Are you pumping what you pay for?
Stars and Stripes May 9, 2008
Ever wonder whether the gas ticking off at the pump is actually going into your tank?
More than likely, it’s close enough.
Pumps at Army and Air Force Exchange Service stations are inspected every six months — twice as often as is required by U.S. law, and four times as often as German pumps — in order to ensure accuracy.
These measures aren’t entirely altruistic. While AAFES wants to ensure customers aren’t getting ripped off, making sure the pumps work properly also prevents the exchange from losing money, according to an exchange spokesman.
That doesn’t mean the pumps are perfect.
Every country in Europe and every state in the U.S. allows pumps to be off by some margin.
AAFES pumps can be off by as much as 2.22 ounces per 5 gallons of gas — in either the exchange’s favor or yours — before raising eyebrows. That’s about .06 liters per 20 liters of fuel. In Germany, AAFES pumps are checked by independent maintenance contractors certified by German authorities. AAFES managers also have to monitor their equipment.
U.S. states allow different variations. In Washington, for example, pumps can be off by as much as 3 ounces for every 5 gallons pumped; in Montana, they can be off by about a third of an ounce more than that.
These volumes aren’t huge; we’re talking a difference of about one-third of 1 percent at AAFES.

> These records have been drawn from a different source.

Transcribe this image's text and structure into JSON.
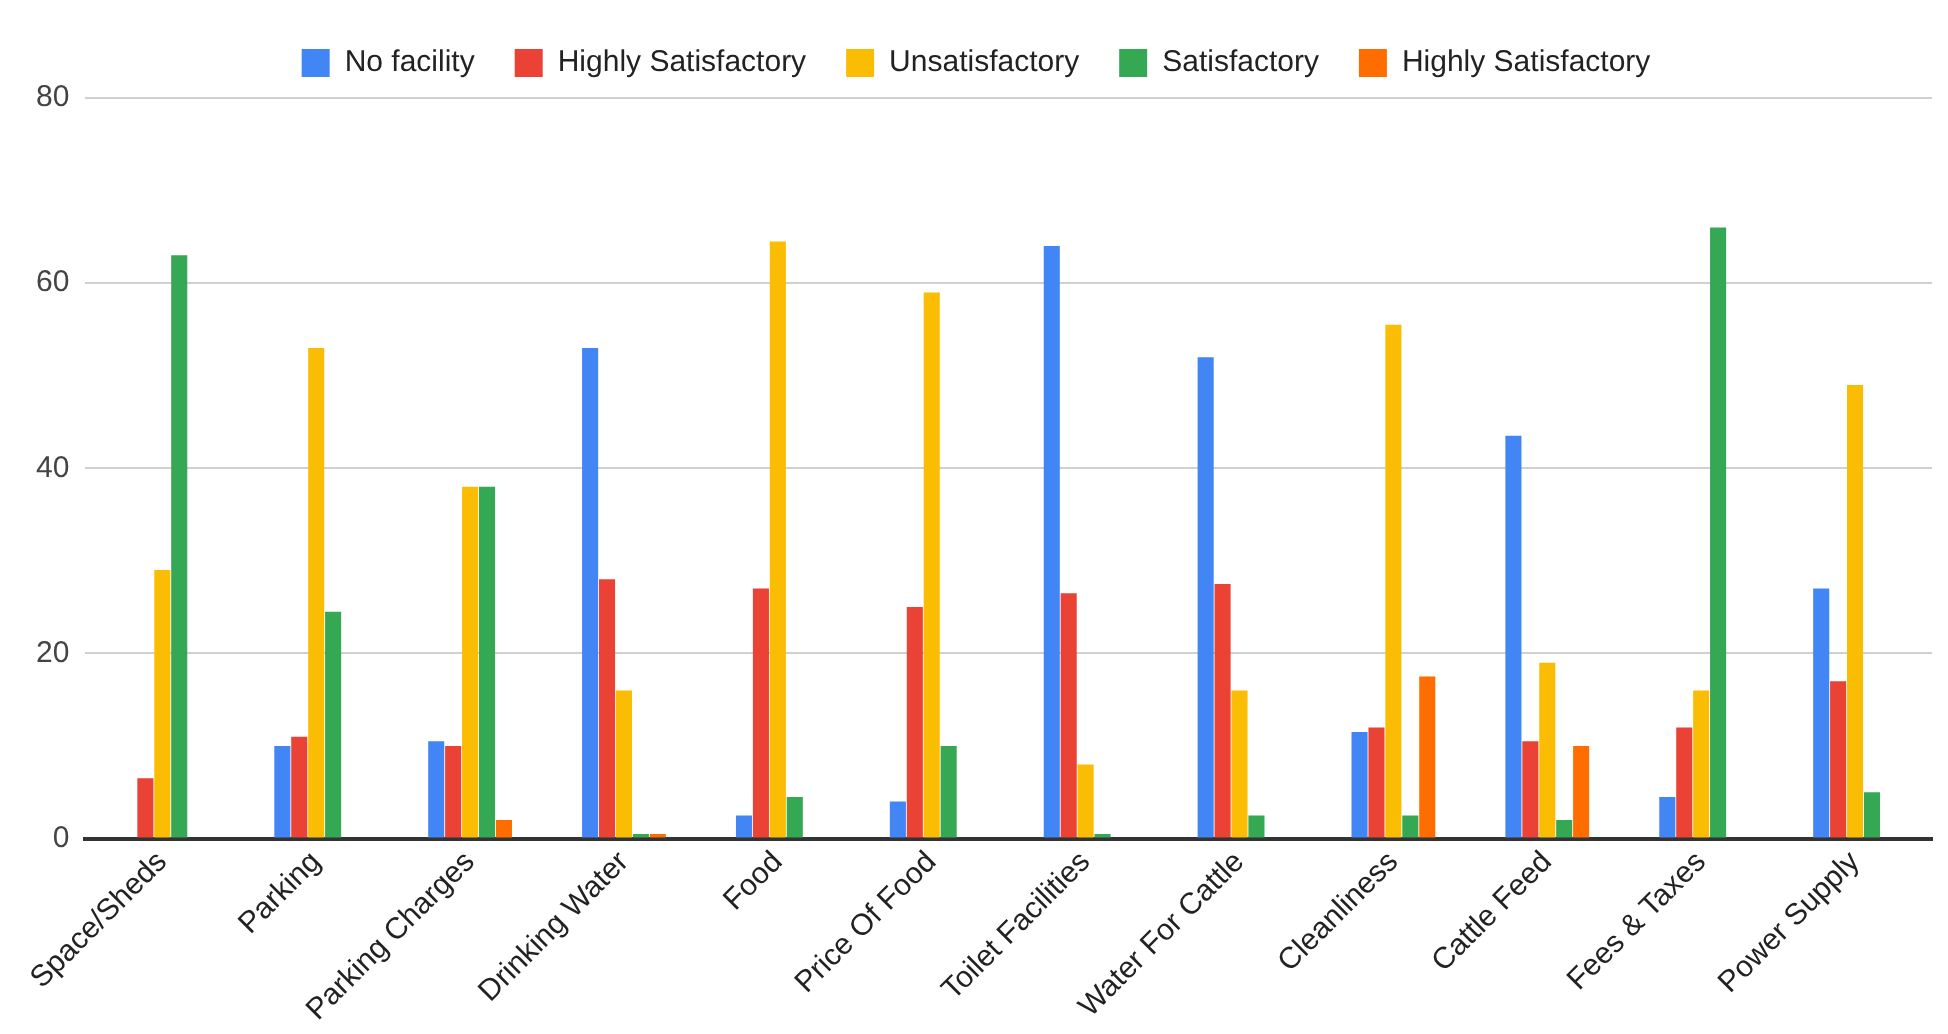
{
  "chart_data": {
    "type": "bar",
    "categories": [
      "Space/Sheds",
      "Parking",
      "Parking Charges",
      "Drinking Water",
      "Food",
      "Price Of Food",
      "Toilet Facilities",
      "Water For Cattle",
      "Cleanliness",
      "Cattle Feed",
      "Fees & Taxes",
      "Power Supply"
    ],
    "series": [
      {
        "name": "No facility",
        "color": "#4285f4",
        "values": [
          0,
          10,
          10.5,
          53,
          2.5,
          4,
          64,
          52,
          11.5,
          43.5,
          4.5,
          27
        ]
      },
      {
        "name": "Highly Satisfactory",
        "color": "#ea4335",
        "values": [
          6.5,
          11,
          10,
          28,
          27,
          25,
          26.5,
          27.5,
          12,
          10.5,
          12,
          17
        ]
      },
      {
        "name": "Unsatisfactory",
        "color": "#fbbc04",
        "values": [
          29,
          53,
          38,
          16,
          64.5,
          59,
          8,
          16,
          55.5,
          19,
          16,
          49
        ]
      },
      {
        "name": "Satisfactory",
        "color": "#34a853",
        "values": [
          63,
          24.5,
          38,
          0.5,
          4.5,
          10,
          0.5,
          2.5,
          2.5,
          2,
          66,
          5
        ]
      },
      {
        "name": "Highly Satisfactory",
        "color": "#ff6d01",
        "values": [
          0,
          0,
          2,
          0.5,
          0,
          0,
          0,
          0,
          17.5,
          10,
          0,
          0
        ]
      }
    ],
    "ylim": [
      0,
      80
    ],
    "yticks": [
      0,
      20,
      40,
      60,
      80
    ],
    "grid": "y",
    "legend": "top"
  }
}
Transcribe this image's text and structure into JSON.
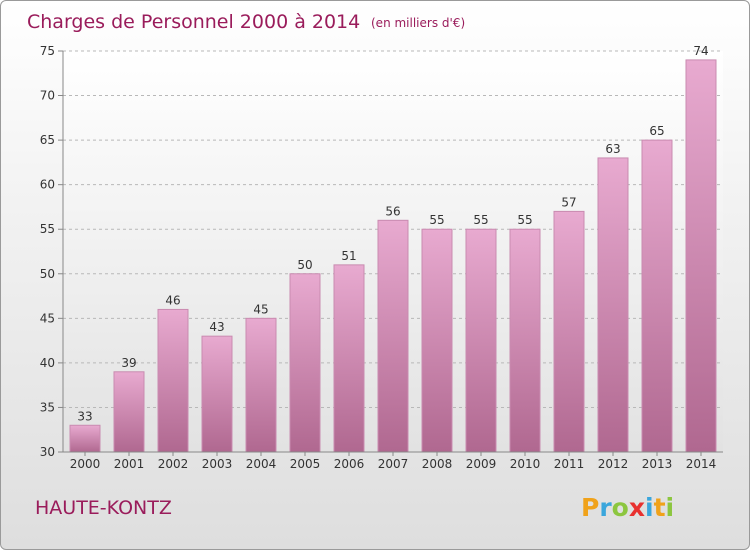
{
  "title": "Charges de Personnel 2000 à 2014",
  "subtitle": "(en milliers d'€)",
  "location": "HAUTE-KONTZ",
  "logo": {
    "letters": [
      "P",
      "r",
      "o",
      "x",
      "i",
      "t",
      "i"
    ],
    "colors": [
      "#f0a21a",
      "#3aa6dc",
      "#8cc63f",
      "#e8312f",
      "#3aa6dc",
      "#f0a21a",
      "#8cc63f"
    ]
  },
  "colors": {
    "bar_top": "#e8aad0",
    "bar_bottom": "#b06890",
    "bar_edge": "#c98bb0",
    "text_accent": "#9a1c5b"
  },
  "chart_data": {
    "type": "bar",
    "categories": [
      "2000",
      "2001",
      "2002",
      "2003",
      "2004",
      "2005",
      "2006",
      "2007",
      "2008",
      "2009",
      "2010",
      "2011",
      "2012",
      "2013",
      "2014"
    ],
    "values": [
      33,
      39,
      46,
      43,
      45,
      50,
      51,
      56,
      55,
      55,
      55,
      57,
      63,
      65,
      74
    ],
    "data_labels": [
      "33",
      "39",
      "46",
      "43",
      "45",
      "50",
      "51",
      "56",
      "55",
      "55",
      "55",
      "57",
      "63",
      "65",
      "74"
    ],
    "ylim": [
      30,
      75
    ],
    "yticks": [
      30,
      35,
      40,
      45,
      50,
      55,
      60,
      65,
      70,
      75
    ],
    "grid": true,
    "title": "Charges de Personnel 2000 à 2014",
    "xlabel": "",
    "ylabel": ""
  }
}
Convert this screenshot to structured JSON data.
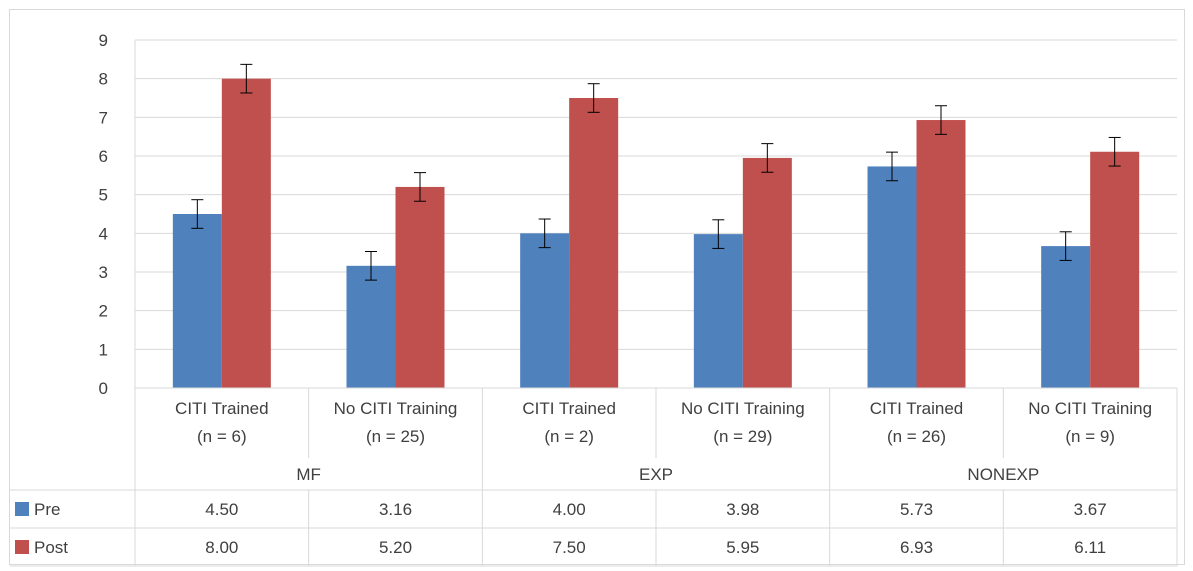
{
  "chart_data": {
    "type": "bar",
    "title": "",
    "xlabel": "",
    "ylabel": "",
    "ylim": [
      0,
      9
    ],
    "yticks": [
      "0",
      "1",
      "2",
      "3",
      "4",
      "5",
      "6",
      "7",
      "8",
      "9"
    ],
    "grid": true,
    "legend": "data-table",
    "categories": [
      {
        "line1": "CITI Trained",
        "line2": "(n = 6)"
      },
      {
        "line1": "No CITI Training",
        "line2": "(n = 25)"
      },
      {
        "line1": "CITI Trained",
        "line2": "(n = 2)"
      },
      {
        "line1": "No CITI Training",
        "line2": "(n = 29)"
      },
      {
        "line1": "CITI Trained",
        "line2": "(n = 26)"
      },
      {
        "line1": "No CITI Training",
        "line2": "(n = 9)"
      }
    ],
    "groups": [
      "MF",
      "EXP",
      "NONEXP"
    ],
    "error_bar": 0.37,
    "series": [
      {
        "name": "Pre",
        "color": "#4f81bd",
        "values": [
          4.5,
          3.16,
          4.0,
          3.98,
          5.73,
          3.67
        ],
        "labels": [
          "4.50",
          "3.16",
          "4.00",
          "3.98",
          "5.73",
          "3.67"
        ]
      },
      {
        "name": "Post",
        "color": "#c0504d",
        "values": [
          8.0,
          5.2,
          7.5,
          5.95,
          6.93,
          6.11
        ],
        "labels": [
          "8.00",
          "5.20",
          "7.50",
          "5.95",
          "6.93",
          "6.11"
        ]
      }
    ]
  }
}
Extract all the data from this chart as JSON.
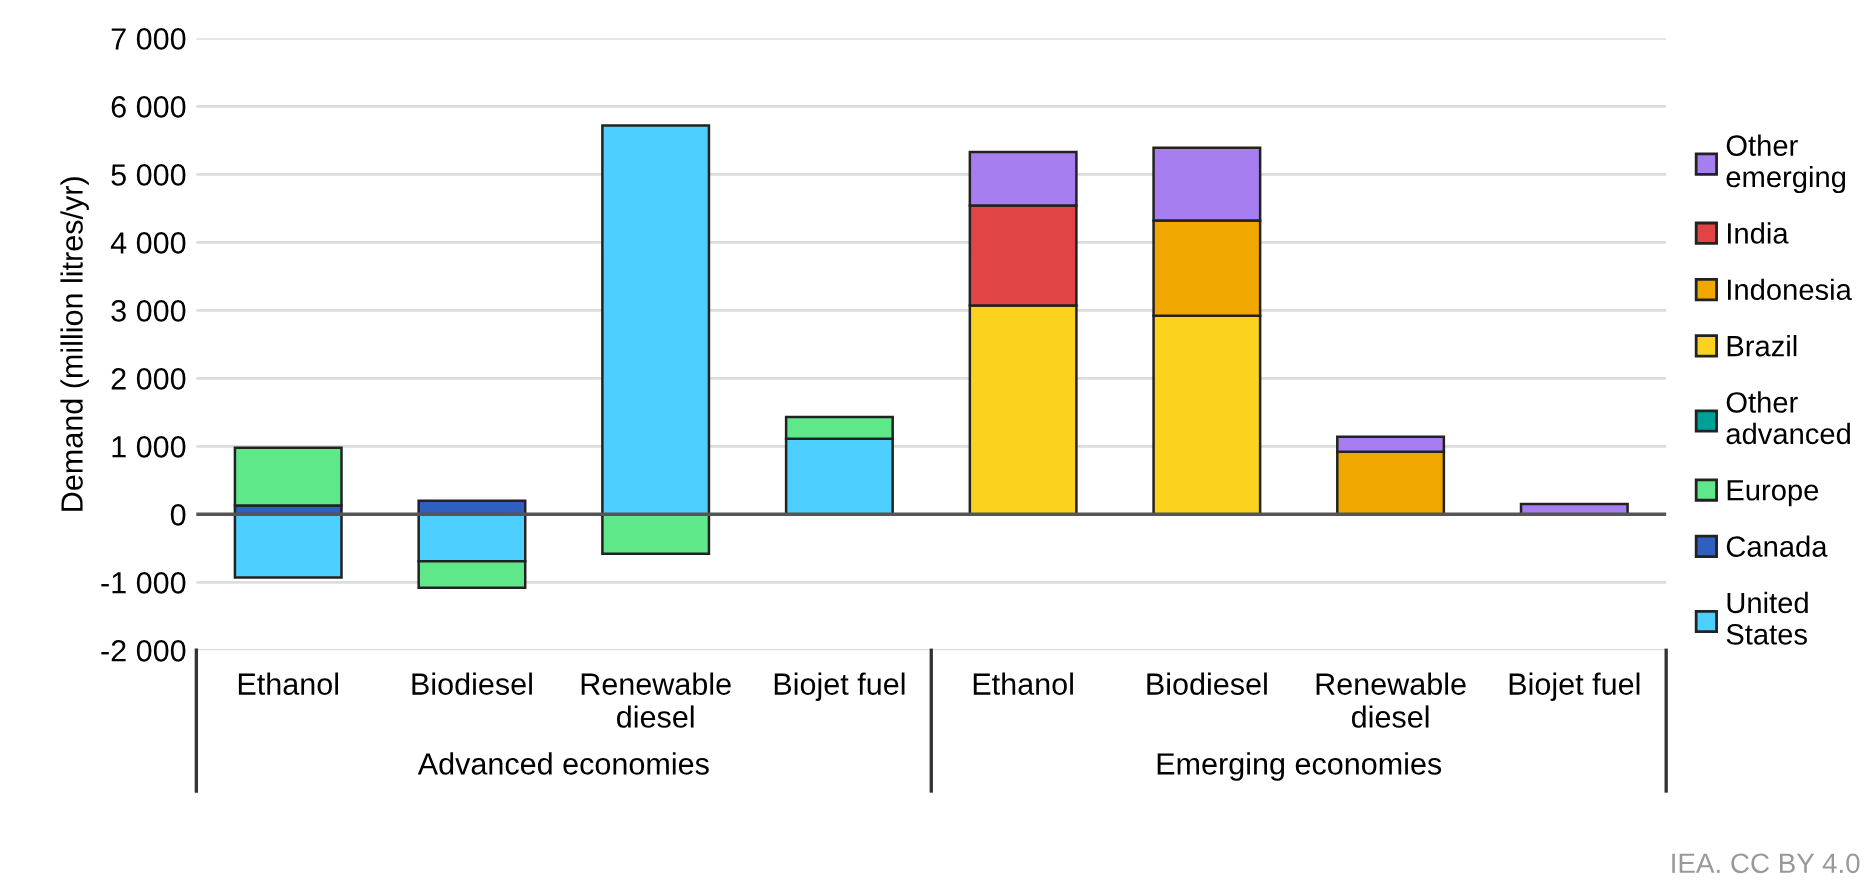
{
  "chart_data": {
    "type": "bar",
    "stacked": true,
    "ylabel": "Demand (million litres/yr)",
    "categories": [
      "Ethanol",
      "Biodiesel",
      "Renewable diesel",
      "Biojet fuel",
      "Ethanol",
      "Biodiesel",
      "Renewable diesel",
      "Biojet fuel"
    ],
    "series": [
      {
        "name": "United States",
        "color": "#4dcfff",
        "values": [
          -930,
          -690,
          5720,
          1110,
          null,
          null,
          null,
          null
        ]
      },
      {
        "name": "Canada",
        "color": "#2f5fbf",
        "values": [
          130,
          200,
          null,
          null,
          null,
          null,
          null,
          null
        ]
      },
      {
        "name": "Europe",
        "color": "#5fe88a",
        "values": [
          850,
          -390,
          -580,
          320,
          null,
          null,
          null,
          null
        ]
      },
      {
        "name": "Other advanced",
        "color": "#00a09a",
        "values": [
          null,
          null,
          null,
          null,
          null,
          null,
          null,
          null
        ]
      },
      {
        "name": "Brazil",
        "color": "#fbd31f",
        "values": [
          null,
          null,
          null,
          null,
          3070,
          2920,
          null,
          null
        ]
      },
      {
        "name": "Indonesia",
        "color": "#f0a800",
        "values": [
          null,
          null,
          null,
          null,
          null,
          1400,
          920,
          null
        ]
      },
      {
        "name": "India",
        "color": "#e04444",
        "values": [
          null,
          null,
          null,
          null,
          1470,
          null,
          null,
          null
        ]
      },
      {
        "name": "Other emerging",
        "color": "#a77ef0",
        "values": [
          null,
          null,
          null,
          null,
          790,
          1070,
          220,
          150
        ]
      }
    ],
    "ylim": [
      -2000,
      7000
    ],
    "yticks": [
      {
        "value": -2000,
        "label": "-2 000"
      },
      {
        "value": -1000,
        "label": "-1 000"
      },
      0,
      {
        "value": 1000,
        "label": "1 000"
      },
      {
        "value": 2000,
        "label": "2 000"
      },
      {
        "value": 3000,
        "label": "3 000"
      },
      {
        "value": 4000,
        "label": "4 000"
      },
      {
        "value": 5000,
        "label": "5 000"
      },
      {
        "value": 6000,
        "label": "6 000"
      },
      {
        "value": 7000,
        "label": "7 000"
      }
    ],
    "grid": "y",
    "legend": "right",
    "annotations": [
      "Advanced economies",
      "Emerging economies",
      "IEA. CC BY 4.0"
    ]
  }
}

And more often than not, those errors are in favor of customers, according to both AAFES and weights and measures agencies in the U.S.
Dispenser meters wear out over time, Lt. Col. David Konop wrote in an e-mail. “This wear factor leads to over dispensing; the first clue is daily variances to the inventory that have no logical explanation.”
The exchange hasn’t noticed any pump variances in the last six months, he said. In Germany, about 4.1 percent of the 200,000 pumps inspected on the local economy failed inspections in 2000, according to the European Cooperation in Legal Metrology. In the United Kingdom about 9 percent of the 60,000 pumps checked failed inspection.
But if there are problems with AAFES pumps, those variances are addressed, Konop said.
“Dispensing calibration will be tested any time there are reasons to suspect the flow meters are out of calibration,” he wrote. Customer comments, inventory incongruities or a history of calibration problems are among the things that would warrant such tests.